Mary Catherine Kinniburgh

levelheaded: Gemini

 

This poem begins with the assumption, likely tongue-in-cheek, that astrology can be “an aperture of logic in the sky.” Maybe it’s the word “logic” that casts doubt on the speaker’s reliability. There isn’t an easily discernible “logic” to horoscopes. To be fair, the speaker keeps a layer – an “aperture” – between herself and the concept of “logic,” and the she never explicitly says her “path upward” is through astrology. But the constellations are “up,” and the presence of a bow and arrow (along with the title, of course) point to the Zodiac. Is it possible the speaker’s a Sagittarius?

 

No matter the speaker’s sign (or her faith in horoscopes), her confidence – emphasized by the poem’s purposefully overwrought language – tells us a lot about her optimism. Yes, she seems miserable in the lines “there is nothing I have / that would make you love me,” but this is an abstract misery. She may mean this sentence to apply to her own situation, but she is interpreting the “elusive truth” of others’ experiences in love.
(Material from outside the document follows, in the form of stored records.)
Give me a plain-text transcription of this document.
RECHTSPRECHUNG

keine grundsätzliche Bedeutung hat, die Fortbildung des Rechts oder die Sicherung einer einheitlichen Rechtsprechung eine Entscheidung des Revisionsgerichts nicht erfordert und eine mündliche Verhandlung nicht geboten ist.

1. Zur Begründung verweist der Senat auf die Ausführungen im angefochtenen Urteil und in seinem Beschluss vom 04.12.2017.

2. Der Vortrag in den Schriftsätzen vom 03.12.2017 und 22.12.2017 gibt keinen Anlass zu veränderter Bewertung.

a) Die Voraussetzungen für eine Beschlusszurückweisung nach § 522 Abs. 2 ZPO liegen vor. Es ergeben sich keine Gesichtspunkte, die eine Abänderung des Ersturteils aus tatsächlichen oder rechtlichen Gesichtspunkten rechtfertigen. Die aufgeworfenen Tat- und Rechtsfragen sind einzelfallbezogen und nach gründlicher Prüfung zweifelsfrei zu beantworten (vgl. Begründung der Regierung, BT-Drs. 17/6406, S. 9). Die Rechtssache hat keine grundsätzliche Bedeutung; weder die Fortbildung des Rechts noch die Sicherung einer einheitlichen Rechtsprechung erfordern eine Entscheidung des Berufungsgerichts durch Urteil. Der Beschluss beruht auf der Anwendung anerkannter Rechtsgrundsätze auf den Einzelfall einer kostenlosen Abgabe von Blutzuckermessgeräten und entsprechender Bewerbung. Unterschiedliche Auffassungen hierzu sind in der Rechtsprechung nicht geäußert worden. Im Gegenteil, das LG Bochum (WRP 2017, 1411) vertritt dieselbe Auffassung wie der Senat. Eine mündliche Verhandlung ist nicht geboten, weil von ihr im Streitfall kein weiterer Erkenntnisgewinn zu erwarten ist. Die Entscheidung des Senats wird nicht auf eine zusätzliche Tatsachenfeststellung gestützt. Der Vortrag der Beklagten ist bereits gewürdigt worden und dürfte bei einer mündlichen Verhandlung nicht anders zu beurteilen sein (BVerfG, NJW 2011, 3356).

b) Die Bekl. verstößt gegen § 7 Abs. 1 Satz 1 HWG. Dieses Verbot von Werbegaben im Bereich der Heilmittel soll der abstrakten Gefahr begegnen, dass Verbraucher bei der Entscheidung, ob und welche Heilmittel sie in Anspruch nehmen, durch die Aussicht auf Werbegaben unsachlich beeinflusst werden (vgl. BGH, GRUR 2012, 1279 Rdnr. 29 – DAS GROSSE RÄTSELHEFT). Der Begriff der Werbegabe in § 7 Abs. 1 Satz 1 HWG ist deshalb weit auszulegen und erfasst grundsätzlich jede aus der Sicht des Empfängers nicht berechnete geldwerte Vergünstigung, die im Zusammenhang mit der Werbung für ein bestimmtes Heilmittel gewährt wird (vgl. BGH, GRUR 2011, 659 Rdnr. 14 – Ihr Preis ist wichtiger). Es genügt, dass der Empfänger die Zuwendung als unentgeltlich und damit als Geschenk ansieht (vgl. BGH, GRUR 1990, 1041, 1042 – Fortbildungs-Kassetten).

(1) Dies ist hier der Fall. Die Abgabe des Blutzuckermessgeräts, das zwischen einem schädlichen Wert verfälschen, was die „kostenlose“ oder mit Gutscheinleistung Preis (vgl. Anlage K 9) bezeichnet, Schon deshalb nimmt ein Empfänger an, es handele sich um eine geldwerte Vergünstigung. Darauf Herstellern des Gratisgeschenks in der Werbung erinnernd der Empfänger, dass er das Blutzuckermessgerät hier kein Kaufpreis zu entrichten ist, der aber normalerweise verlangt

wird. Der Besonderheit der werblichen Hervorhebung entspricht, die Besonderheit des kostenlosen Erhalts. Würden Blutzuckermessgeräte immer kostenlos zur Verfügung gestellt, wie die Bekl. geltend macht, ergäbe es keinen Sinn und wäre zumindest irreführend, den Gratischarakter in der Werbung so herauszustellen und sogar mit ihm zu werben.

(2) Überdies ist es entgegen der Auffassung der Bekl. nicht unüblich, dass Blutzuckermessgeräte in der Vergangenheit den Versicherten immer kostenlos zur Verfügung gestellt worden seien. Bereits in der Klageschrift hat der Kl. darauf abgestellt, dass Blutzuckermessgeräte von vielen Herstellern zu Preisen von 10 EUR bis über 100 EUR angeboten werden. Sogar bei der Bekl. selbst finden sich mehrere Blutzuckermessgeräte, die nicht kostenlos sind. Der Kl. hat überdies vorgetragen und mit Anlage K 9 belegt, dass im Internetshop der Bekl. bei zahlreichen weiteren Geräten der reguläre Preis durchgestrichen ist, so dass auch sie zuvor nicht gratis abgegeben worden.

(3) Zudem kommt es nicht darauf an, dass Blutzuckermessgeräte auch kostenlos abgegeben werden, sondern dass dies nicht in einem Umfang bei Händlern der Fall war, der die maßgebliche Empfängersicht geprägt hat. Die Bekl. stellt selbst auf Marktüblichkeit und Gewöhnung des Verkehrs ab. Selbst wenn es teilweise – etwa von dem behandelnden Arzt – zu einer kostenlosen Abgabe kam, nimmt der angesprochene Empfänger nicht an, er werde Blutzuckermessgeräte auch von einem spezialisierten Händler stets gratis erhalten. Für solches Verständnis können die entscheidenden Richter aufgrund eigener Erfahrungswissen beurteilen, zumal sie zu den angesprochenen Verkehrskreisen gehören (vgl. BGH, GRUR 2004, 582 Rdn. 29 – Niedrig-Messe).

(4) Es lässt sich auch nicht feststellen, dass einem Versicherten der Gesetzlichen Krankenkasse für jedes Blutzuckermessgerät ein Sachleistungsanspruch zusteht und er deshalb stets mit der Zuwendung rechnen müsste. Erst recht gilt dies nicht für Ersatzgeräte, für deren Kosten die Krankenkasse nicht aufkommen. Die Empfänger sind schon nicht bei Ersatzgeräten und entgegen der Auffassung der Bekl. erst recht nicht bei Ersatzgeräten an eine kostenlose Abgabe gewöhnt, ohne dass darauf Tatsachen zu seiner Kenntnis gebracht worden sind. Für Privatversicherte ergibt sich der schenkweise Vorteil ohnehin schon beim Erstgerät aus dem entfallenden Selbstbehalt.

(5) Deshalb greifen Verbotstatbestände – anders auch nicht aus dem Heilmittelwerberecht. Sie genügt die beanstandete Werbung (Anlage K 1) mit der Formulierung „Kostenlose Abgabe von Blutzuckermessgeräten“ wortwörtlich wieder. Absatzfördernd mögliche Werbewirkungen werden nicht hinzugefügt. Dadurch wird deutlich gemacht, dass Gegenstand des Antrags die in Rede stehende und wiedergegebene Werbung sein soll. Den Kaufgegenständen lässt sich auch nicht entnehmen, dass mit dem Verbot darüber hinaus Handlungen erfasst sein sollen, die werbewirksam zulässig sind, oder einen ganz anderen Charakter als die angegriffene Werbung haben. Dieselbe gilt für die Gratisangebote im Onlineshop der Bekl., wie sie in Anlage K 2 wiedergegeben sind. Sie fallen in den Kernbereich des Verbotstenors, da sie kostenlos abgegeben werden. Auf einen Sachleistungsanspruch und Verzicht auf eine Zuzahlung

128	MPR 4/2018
The speaker looks outside of herself for guidance – not just to horoscopes, but also to real world examples like “people who act on love / in a mute tangle of ligaments” or those who mysteriously “keep their own bread / and salt.”

 

How do we know the speaker is conscious of her intensely poetic language? What keeps painterly language like “clarity of cosmic red,” “mute tangle of ligaments,” or “idle in torrents of reason” from being over-the-top? All this is kept in check when the speaker modulates her voice in an early moment of advice in the second stanza. Here the language is perfectly clear: “[C]hin up. You should go out tonight.” Okay, message received. This advice lets us know, even if the horoscope’s message gets muddled as it is processed by the speaker’s memory, a clear recommendation gets through. And the moment characterizes the speaker. As much as she is willing to “belay a path upward,” she also hesitant to take the advice she gets. Ultimately, the poem is less about the speaker’s compatibility with her invisible “twin” and more about her struggle to stop idling, to act, to do something other than read her horoscope.